The exact terms of the deal weren’t disclosed, but it gave 30West a majority ownership stake in Neon. But Quinn credited the deal for giving Neon the ability to build out its slate.

“30West’s investment and support has allowed us to be aggressive at festivals and be one of the top buyers at Toronto — and Sundance as well,” he said.

In addition to “I, Tonya,” Neon last year grossed a surprise $12 million from the hit documentary “Three Identical Strangers” and the Swedish-language fantasy “Border” topped $750,000. But other releases — including Natalie Portman’s “Vox Lux,” the cop thriller “Monsters and Men” and Shia LaBeouf’s “Borg vs. McEnroe” — failed to break $1 million.

And “Assassination Nation” severely underperformed, though Neon spread its risk by co-acquiring with Joe and Anthony Russo’s AGBO production company, and then partnering with foreign distributors, including Universal Pictures International in the U.K., to release the film overseas and help mitigate the distributor’s risk.

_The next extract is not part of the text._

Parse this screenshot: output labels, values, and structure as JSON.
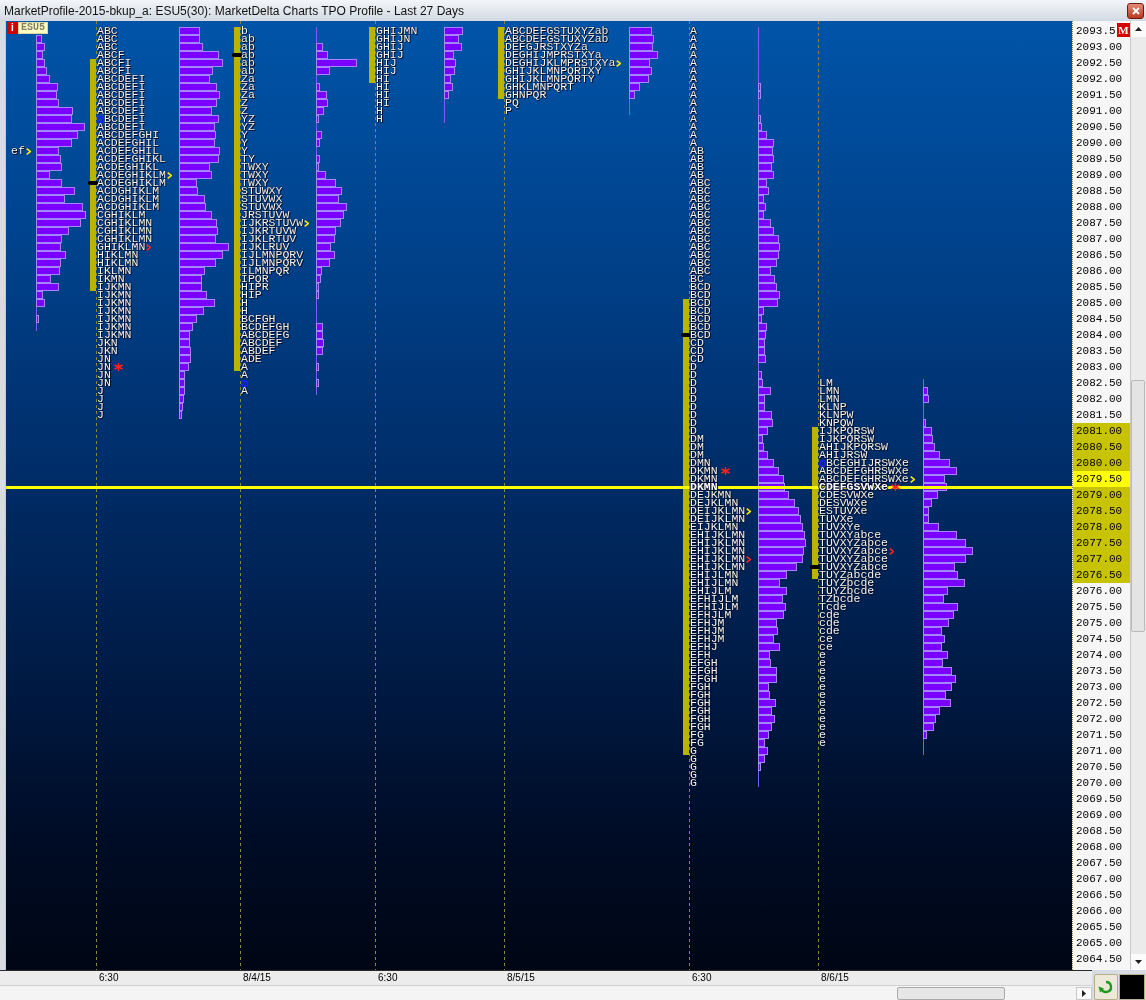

“It didn’t work,” Quinn admitted of “Assassination Nation.” “We were more aggressive than we should’ve been and would’ve fared better to platform it. I’m still happy though it’s an incredible film we can be proud of supporting and that we ultimately mitigated some of the risk.”

During this year’s Sundance, Neon focused on domestic theatrical distribution and partnered with other distributors where needed to help offset its exposure.

Heading into the festival, Quinn said, Neon was looking to acquire “the 3 L’s”: “Late Night,” “Luce” and “The Lodge.” Amazon ultimately beat out Neon’s $12.5 million offer for “Late Night.” The distributor was also ready to shell out $2.5 million for “The Farewell,” before A24 stepped in with as much as $7 million for worldwide rights.

“We operate with an annual budget just like everyone else, but if we wanted to step outside of that, we simply figure out how to mitigate the risk,” Quinn said.

“We have an incredible output deal with Hulu,” Quinn said. “We partnered with Hulu during Sundance to acquire Lupita Nyong’o hit comedy horror ‘Little Monsters.’ We are in a unique position as an independent. Our ancillary is handled by a studio, Universal, while some titles we’ll still handle directly.”

Neon has also partnered with YouTube, Shudder, BH Tilt and Netflix to release some of its slate. And in addition to using festival acquisitions, Neon has begun to produce its own projects. Neon premiered Todd Douglas Miller’s documentary “Apollo 11,” produced and financed by CNN Films, and it has “The Beach Bum,” starring Matthew McConaughey and Zac Efron, set for a March 29 theatrical release.

“That’s where the beauty of our company lies — it’s an eclectic slate,” Quinn said. “The small films like breakout discovery ‘Monos’ are just as important as the bottleneck priorities of ‘Late Night,’  ‘Luce’ and ‘The Lodge,’ they reflect our strong point of view as well as the films and filmmakers we want to support.”

Neon’s 2019 slate also includes the Aretha Franklin documentary “Amazing Grace,” the Tessa Thompson-Lily James crime drama “Little Woods,” Tom Harper’s “Wild Rose” and the documentaries “This One’s for the Ladies” and “The Biggest Little Farm.”

“We want to do the best work we can for the slate, and when we see a film we love, it’s really hard to let it go,” Quinn said. “We hate to see someone else handle a film that we believe is a perfect Neon movie. We have more room in our slate, but if we don’t find another film for us this year, we will be OK.”